Background Chronic pain affects nearly 50 million Americans, and its treatment is complicated by the opioid epidemic and physician shortage. Nurse practitioners (NPs) have a unique role in expanding access to care while still providing high-quality pain management; however, state restrictions prevent NPs from treating both chronic pain as well as opioid use disorder (OUD). Purpose The aim of this systematic scoping review was to examine the impact of these state-level restrictions on access to effective pain management. Methods In this systematic scoping review, the PubMed and CINAHL (Cumulative Index of Nursing and Allied Health Literature) databases were searched for articles published between 2008 and 2019. Grey literature from the same timeframe was searched via ProQuest, including policy documents, reports, doctoral student capstones and dissertations, and letters.
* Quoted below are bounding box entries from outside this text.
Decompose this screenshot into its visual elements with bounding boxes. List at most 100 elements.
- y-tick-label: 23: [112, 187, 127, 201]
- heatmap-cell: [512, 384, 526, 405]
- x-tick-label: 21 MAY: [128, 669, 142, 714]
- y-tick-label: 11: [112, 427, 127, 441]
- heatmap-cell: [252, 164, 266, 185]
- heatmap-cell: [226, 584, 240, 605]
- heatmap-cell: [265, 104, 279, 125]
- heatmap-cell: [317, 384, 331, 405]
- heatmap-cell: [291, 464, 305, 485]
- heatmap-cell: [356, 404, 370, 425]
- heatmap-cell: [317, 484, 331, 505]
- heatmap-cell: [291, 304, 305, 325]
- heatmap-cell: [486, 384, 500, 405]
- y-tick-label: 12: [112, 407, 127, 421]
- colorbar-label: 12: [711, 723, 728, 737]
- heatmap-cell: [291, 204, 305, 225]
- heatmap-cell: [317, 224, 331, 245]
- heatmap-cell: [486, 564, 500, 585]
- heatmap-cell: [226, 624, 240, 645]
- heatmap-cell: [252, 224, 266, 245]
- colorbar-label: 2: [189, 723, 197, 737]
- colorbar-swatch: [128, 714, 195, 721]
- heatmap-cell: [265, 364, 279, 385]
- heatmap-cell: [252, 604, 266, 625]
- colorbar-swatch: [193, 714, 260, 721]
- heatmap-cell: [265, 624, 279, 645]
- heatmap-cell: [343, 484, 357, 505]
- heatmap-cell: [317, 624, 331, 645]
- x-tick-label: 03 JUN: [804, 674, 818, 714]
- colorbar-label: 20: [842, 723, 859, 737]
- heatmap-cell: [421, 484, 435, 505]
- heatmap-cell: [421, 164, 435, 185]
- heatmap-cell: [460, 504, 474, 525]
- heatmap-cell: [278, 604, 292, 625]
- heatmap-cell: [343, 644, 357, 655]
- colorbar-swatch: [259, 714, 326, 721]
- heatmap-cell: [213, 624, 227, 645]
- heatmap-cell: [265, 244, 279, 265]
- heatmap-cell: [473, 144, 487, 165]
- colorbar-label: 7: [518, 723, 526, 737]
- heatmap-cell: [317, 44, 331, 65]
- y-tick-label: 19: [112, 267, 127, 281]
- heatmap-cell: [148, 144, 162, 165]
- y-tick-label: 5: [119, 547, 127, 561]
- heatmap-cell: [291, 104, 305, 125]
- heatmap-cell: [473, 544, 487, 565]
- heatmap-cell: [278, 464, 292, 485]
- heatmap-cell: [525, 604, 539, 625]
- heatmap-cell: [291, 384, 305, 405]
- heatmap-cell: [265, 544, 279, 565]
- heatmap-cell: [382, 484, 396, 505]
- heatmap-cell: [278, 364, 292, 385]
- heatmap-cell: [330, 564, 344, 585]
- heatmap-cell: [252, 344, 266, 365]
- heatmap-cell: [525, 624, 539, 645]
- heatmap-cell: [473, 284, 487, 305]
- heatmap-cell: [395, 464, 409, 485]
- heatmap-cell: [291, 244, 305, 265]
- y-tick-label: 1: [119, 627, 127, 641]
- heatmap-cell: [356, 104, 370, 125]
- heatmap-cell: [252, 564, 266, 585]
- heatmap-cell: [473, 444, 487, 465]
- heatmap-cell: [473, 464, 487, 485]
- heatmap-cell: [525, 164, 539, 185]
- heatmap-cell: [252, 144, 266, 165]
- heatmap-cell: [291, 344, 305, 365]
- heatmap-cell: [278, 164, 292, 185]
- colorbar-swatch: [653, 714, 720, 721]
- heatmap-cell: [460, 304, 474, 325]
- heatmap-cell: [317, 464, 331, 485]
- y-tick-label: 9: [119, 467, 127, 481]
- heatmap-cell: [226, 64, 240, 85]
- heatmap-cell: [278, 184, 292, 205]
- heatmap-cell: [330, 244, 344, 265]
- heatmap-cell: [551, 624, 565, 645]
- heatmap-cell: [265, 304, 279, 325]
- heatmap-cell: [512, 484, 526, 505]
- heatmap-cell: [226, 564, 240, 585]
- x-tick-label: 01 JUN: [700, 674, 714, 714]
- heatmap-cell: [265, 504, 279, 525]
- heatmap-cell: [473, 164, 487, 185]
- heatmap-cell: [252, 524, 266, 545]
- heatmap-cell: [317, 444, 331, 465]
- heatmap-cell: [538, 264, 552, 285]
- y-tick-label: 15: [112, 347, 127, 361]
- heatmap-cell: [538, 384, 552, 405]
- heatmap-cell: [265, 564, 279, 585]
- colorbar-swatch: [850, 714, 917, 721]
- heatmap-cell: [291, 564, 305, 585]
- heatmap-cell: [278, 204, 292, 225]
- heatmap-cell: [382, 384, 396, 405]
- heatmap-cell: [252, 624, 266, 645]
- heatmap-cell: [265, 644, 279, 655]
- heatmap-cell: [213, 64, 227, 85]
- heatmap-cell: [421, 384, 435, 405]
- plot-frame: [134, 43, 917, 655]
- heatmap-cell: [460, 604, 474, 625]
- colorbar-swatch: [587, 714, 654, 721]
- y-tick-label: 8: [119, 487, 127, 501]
Only peer-reviewed publications or acceptable forms of grey literature addressing either NP scope of practice or prescriptive authority laws and either pain management or opioid use disorder were included. Results Fifteen journal articles and 18 grey literature items met all inclusion criteria. We collapsed our findings into three themes pertaining to our research questions: (1) NP practice authority and chronic pain prescribing; (2) NP practice authority and OUD treatment; and (3) Changes in comprehensive education about chronic pain and OUD. Secondary findings included the trend toward autonomy in chronic pain care and policy initiatives to remove barriers to NP prescribing of medication-assisted therapy for OUD. Conclusion : A complex set of relationships exists between NP scope of practice, chronic pain care, and management of OUD. Findings suggest that scope of practice limitations have not necessarily met their intended goals of managing chronic pain while reducing opioid misuse. Policymakers should consider the impact of nursing regulatory laws on patient access to needed care for both chronic pain and OUD. Furthermore, trends toward NP leadership and autonomy in the management of both chronic pain and OUD highlight the need to further develop educational opportunities for NPs.